A juror who heard the testimony in Kanoff's week-long trial said it didn't matter whether prosecutors proved Kanoff was texting at the moment of the crash. Her driving from the time she got behind the wheel until the crash about five minutes later was distracted by phone calls and text messages and could have caused a crash at any time, juror Sean Warniaha said.
"If there was any evidence she braked or swerved, it would have been a different story," he said.
The Ellefsons, of Sun Prairie, declined to talk about the case until Kanoff is sentenced in Dane County Circuit Court Sept. 21. But they want to make sure their message about the dangers of reading and writing text messages behind the wheel is heard.
Several weeks after the crash, Wisconsin joined about 30 other states to ban texting and driving. Police have always been able to cite drivers for distracted driving, whether it was texting or holding a hamburger, but the law made the ban on texting more explicit, Huxtable said.
In 2011, the first full year that the law was in effect, police issued 219 texting-while-driving citations, according to the state Department of Transportation.
The same year, according to DOT, inattentive driving was at least one factor in 21,778 crashes in Wisconsin that caused 108 deaths and 9,899 injuries, though the data don't indicate how many involved texting.
Studies confirm danger
Dr. Sheila Klauer, who studies distracted driving at the Virginia Tech Transportation Institute, testified at Kanoff's trial that drivers whose eyes are off the road for two seconds out of any six-second period are twice as likely to be involved in a crash as an attentive driver. And more than 90 percent of rear-end crashes involve drivers not looking in front of them, Klauer said.
"Drivers do not run into things when they are looking forward," Klauer testified.
Another Virginia Tech study, involving trucks, found that drivers who texted were 23 times more likely to be in a crash or near-crash than those who don't.
While Kanoff's conviction hasn't changed the standard of proof required to get a conviction, law enforcement will be more sensitive to collecting and preserving critical pieces of evidence and sharing that with prosecutors, Huxtable said.
Getting drivers to break the habit is another matter.
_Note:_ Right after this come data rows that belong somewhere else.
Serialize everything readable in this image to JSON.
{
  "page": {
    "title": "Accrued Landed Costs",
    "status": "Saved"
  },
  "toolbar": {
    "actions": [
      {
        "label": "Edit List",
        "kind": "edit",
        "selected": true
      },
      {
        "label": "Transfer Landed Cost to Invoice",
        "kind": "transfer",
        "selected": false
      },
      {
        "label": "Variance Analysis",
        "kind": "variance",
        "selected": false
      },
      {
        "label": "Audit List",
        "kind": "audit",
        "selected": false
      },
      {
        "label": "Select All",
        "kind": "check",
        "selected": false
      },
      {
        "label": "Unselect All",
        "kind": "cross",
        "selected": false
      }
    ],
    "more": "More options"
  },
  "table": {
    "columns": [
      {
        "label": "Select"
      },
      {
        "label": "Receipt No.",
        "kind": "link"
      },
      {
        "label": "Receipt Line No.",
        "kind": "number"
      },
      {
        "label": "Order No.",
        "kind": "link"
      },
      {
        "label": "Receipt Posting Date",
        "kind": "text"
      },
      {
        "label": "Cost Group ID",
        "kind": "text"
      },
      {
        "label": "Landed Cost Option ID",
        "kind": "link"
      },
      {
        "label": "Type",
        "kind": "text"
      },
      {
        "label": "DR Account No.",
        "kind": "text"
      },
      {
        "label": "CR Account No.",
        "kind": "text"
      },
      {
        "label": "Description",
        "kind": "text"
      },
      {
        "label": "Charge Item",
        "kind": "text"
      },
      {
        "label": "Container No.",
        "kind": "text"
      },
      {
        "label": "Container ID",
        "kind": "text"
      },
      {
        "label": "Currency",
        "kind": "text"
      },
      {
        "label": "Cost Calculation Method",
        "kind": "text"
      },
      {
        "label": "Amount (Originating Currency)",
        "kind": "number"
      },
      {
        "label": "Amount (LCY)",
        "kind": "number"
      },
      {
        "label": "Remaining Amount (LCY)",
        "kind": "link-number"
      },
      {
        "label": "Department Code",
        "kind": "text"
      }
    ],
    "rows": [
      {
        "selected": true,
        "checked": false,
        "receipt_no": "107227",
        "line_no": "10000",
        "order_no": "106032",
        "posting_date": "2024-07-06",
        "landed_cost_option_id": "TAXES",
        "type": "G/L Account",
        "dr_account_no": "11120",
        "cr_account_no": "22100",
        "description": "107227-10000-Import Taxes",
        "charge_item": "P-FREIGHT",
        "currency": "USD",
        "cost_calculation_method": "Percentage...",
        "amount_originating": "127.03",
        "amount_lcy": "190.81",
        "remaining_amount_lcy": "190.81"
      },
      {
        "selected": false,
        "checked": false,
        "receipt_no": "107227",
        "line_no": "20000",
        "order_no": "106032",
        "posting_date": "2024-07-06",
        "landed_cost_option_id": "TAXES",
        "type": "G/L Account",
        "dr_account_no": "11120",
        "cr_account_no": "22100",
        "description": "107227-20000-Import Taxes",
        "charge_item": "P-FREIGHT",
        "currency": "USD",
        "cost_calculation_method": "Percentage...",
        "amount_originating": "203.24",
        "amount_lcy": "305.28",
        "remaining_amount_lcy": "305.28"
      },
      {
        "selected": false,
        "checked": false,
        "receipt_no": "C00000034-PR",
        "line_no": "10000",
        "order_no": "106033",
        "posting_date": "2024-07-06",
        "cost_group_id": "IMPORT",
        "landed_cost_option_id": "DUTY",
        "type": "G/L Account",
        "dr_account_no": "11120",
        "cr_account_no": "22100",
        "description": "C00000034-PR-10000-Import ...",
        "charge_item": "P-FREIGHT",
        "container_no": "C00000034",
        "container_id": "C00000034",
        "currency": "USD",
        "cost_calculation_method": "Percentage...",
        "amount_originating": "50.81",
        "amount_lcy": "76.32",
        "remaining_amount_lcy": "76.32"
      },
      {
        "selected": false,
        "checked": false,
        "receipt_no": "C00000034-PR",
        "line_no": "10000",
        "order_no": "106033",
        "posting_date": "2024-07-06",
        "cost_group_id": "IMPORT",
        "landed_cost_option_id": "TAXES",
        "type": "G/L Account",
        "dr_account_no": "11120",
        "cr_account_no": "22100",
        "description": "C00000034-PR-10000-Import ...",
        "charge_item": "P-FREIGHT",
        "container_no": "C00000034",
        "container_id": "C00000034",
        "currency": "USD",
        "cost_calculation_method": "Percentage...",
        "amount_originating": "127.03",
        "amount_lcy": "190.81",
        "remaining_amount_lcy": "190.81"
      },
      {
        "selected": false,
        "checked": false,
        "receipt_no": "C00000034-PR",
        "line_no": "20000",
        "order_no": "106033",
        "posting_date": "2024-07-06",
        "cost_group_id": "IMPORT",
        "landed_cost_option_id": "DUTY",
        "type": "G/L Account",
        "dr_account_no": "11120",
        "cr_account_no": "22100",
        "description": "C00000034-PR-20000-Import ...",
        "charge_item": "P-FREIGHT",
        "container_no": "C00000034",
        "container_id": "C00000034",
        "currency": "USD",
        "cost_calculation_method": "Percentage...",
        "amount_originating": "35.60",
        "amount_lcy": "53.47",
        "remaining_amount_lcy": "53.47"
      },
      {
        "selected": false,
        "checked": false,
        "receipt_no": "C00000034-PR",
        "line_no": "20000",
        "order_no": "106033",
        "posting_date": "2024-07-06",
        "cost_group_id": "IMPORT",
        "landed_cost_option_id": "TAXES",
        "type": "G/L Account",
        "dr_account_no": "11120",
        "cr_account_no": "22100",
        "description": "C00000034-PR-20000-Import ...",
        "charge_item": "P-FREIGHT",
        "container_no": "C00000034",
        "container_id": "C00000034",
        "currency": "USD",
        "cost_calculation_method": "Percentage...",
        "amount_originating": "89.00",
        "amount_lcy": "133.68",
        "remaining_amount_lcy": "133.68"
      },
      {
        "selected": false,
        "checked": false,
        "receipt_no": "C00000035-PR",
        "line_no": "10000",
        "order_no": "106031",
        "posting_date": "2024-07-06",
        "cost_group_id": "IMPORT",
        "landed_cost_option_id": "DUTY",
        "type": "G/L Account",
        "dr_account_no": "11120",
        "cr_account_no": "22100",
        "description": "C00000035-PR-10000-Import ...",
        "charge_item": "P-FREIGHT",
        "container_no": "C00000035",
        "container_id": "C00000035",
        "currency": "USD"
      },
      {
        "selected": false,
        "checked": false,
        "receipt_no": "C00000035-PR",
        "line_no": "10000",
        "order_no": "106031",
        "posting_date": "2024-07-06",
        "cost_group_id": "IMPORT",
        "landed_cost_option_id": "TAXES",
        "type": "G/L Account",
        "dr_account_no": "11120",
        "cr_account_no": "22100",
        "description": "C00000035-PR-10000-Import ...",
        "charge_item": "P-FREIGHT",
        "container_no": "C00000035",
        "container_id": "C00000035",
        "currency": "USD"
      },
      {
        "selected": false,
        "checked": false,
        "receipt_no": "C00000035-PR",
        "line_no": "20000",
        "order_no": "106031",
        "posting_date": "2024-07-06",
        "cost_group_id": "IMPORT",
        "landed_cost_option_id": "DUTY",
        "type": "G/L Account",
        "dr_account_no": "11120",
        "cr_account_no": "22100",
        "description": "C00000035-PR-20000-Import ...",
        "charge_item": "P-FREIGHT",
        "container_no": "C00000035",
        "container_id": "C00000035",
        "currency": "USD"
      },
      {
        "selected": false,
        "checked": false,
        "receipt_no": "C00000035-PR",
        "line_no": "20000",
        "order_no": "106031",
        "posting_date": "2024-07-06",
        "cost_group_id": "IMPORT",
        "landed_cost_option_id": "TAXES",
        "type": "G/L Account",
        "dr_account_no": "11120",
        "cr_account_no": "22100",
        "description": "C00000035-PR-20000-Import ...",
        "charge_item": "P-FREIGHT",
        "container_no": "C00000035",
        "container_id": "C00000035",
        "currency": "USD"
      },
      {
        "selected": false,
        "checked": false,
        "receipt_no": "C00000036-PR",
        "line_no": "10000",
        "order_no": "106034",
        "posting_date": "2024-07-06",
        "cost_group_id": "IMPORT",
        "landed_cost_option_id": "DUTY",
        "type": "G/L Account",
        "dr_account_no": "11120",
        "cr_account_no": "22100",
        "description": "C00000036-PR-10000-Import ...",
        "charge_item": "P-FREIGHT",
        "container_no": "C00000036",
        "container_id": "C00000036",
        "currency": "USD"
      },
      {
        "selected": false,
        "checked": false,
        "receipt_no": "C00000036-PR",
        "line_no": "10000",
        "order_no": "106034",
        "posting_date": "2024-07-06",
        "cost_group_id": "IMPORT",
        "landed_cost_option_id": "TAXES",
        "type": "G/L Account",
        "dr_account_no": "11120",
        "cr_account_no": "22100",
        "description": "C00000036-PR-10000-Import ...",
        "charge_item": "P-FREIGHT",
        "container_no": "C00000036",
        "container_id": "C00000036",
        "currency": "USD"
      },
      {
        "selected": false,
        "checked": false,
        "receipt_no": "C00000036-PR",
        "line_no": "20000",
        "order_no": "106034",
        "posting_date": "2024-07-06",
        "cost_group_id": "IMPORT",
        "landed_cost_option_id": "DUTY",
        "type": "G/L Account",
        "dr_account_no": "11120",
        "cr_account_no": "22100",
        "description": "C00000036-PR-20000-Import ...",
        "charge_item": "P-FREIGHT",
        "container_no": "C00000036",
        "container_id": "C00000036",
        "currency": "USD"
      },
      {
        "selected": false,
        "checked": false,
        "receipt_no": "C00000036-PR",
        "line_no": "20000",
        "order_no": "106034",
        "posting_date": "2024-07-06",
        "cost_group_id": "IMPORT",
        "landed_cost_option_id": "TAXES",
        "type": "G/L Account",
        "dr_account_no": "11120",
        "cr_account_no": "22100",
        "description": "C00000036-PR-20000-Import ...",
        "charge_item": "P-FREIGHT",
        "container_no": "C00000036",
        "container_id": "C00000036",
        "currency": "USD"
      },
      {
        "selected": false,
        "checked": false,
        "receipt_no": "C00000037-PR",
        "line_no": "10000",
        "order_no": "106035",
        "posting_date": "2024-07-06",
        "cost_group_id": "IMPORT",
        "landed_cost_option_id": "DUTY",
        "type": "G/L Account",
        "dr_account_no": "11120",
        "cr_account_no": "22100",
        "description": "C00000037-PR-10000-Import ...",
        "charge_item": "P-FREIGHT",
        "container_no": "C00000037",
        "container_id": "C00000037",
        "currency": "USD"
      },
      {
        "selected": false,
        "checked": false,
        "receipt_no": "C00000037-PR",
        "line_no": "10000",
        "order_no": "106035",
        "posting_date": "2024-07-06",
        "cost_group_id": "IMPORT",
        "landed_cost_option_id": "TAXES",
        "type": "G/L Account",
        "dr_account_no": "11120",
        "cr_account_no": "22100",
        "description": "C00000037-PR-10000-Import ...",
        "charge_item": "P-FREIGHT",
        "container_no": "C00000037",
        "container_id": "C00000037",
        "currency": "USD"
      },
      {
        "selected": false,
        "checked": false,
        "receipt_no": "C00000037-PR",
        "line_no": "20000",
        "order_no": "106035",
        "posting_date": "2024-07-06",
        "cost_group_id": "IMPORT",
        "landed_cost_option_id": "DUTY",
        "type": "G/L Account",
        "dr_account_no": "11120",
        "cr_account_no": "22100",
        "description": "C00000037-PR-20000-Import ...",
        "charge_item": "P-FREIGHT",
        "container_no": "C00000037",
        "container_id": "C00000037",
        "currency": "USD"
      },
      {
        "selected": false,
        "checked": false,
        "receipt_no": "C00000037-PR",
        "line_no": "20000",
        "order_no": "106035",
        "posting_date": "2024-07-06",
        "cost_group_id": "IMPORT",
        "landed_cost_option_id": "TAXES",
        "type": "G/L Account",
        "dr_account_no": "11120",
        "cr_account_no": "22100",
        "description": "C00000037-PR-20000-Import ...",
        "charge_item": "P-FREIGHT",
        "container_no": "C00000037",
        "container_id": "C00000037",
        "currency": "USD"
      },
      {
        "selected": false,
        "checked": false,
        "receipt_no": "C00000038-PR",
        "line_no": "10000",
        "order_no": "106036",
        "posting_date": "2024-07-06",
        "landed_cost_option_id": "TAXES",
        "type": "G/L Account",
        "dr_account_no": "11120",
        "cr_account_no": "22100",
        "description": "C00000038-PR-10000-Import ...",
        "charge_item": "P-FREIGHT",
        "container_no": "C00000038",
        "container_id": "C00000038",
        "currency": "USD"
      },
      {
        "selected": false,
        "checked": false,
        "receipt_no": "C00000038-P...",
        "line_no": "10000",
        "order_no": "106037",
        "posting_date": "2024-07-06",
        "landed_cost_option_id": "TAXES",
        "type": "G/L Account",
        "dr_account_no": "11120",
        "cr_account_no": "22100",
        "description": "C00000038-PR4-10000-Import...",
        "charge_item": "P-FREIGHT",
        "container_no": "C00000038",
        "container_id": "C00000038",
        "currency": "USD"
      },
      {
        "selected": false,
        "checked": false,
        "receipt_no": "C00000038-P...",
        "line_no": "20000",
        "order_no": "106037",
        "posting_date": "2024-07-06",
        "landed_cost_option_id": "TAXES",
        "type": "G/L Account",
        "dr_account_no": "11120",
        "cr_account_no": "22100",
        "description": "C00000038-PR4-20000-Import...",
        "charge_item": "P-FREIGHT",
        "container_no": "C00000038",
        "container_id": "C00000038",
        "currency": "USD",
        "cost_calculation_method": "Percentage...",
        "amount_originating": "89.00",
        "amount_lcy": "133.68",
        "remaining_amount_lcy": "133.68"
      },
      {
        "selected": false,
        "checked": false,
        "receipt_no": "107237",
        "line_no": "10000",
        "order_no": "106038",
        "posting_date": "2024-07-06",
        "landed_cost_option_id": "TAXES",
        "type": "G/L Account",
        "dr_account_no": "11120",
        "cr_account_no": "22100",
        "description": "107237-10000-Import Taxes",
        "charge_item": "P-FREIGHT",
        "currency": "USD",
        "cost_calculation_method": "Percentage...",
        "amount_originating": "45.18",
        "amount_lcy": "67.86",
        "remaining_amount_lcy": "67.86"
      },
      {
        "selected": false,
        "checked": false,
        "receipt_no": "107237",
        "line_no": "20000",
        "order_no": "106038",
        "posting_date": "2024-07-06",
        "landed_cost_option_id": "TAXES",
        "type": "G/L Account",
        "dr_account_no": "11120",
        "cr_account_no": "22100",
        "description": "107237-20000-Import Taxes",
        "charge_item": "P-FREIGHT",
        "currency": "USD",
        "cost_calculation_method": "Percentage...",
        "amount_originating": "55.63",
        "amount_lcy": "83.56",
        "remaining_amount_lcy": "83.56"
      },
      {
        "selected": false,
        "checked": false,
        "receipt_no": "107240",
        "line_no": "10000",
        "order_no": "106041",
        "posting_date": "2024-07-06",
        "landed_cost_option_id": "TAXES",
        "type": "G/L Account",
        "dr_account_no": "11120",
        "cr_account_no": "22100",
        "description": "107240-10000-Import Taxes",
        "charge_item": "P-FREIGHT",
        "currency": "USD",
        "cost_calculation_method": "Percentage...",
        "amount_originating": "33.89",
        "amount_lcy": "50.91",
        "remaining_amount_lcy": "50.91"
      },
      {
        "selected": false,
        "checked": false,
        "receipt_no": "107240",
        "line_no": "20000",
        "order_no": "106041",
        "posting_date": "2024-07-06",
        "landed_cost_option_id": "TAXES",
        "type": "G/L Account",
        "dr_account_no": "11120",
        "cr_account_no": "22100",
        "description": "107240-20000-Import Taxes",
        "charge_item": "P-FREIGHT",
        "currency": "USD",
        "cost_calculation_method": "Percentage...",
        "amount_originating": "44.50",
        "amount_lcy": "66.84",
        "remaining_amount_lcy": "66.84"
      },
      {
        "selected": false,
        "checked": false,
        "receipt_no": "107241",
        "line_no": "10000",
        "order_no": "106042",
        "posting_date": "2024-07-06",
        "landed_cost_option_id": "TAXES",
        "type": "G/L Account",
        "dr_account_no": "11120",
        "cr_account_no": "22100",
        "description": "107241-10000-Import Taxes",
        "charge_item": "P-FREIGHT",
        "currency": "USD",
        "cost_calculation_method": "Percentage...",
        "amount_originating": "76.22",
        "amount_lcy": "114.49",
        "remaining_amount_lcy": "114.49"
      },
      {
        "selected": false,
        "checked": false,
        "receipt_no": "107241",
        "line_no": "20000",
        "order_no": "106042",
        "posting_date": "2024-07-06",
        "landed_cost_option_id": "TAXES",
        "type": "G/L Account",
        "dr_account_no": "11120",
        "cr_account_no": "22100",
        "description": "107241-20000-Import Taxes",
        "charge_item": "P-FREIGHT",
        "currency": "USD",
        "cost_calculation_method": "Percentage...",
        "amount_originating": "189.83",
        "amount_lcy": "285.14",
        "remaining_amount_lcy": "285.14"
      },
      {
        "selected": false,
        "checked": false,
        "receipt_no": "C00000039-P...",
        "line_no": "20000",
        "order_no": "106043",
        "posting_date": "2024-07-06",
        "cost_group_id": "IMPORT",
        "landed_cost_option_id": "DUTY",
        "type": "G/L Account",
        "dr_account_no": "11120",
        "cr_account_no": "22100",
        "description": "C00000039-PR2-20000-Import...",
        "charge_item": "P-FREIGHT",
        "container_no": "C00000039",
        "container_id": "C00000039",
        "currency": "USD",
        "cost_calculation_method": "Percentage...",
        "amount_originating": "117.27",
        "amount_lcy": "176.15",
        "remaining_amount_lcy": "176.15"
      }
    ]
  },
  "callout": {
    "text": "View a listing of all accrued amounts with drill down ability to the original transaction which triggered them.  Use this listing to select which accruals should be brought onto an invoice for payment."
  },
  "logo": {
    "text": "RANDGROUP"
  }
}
An AT&T survey in April of teen cellphone users between 15 to 19 found that 63 percent send at least 21 text messages a day, and 43 percent admitted to texting while driving. That despite the fact that 97 percent acknowledged it is dangerous.
But it isn't just young people who text. A 2010 survey by the Pew Research Center found that 47 percent of adults admitted to having sent or read a text message while driving.
Dylan Ellefson would have graduated from UW-Madison in May. He loved foreign languages and before his death had spent a semester studying in Madrid. Years earlier, he had persuaded Sun Prairie High School to organize a trip to Japan, and talked about teaching English in Japan.
Deb Ellefson, a kindergarten teacher in Cross Plains, was proud that her son planned to follow her into teaching, as a high school Spanish teacher.
He had done a teaching practicum in a language immersion program at Leopold Elementary School. And wanted to spend a year in Argentina.
"He was very insistent on being immersed in the culture to learn the language," Dan Ellefson said.
During a semester break, he had also planned to learn German, his father said.
"A wonderful, wonderful young man," Dan Ellefson said of his son. "The hole in our hearts will never go away."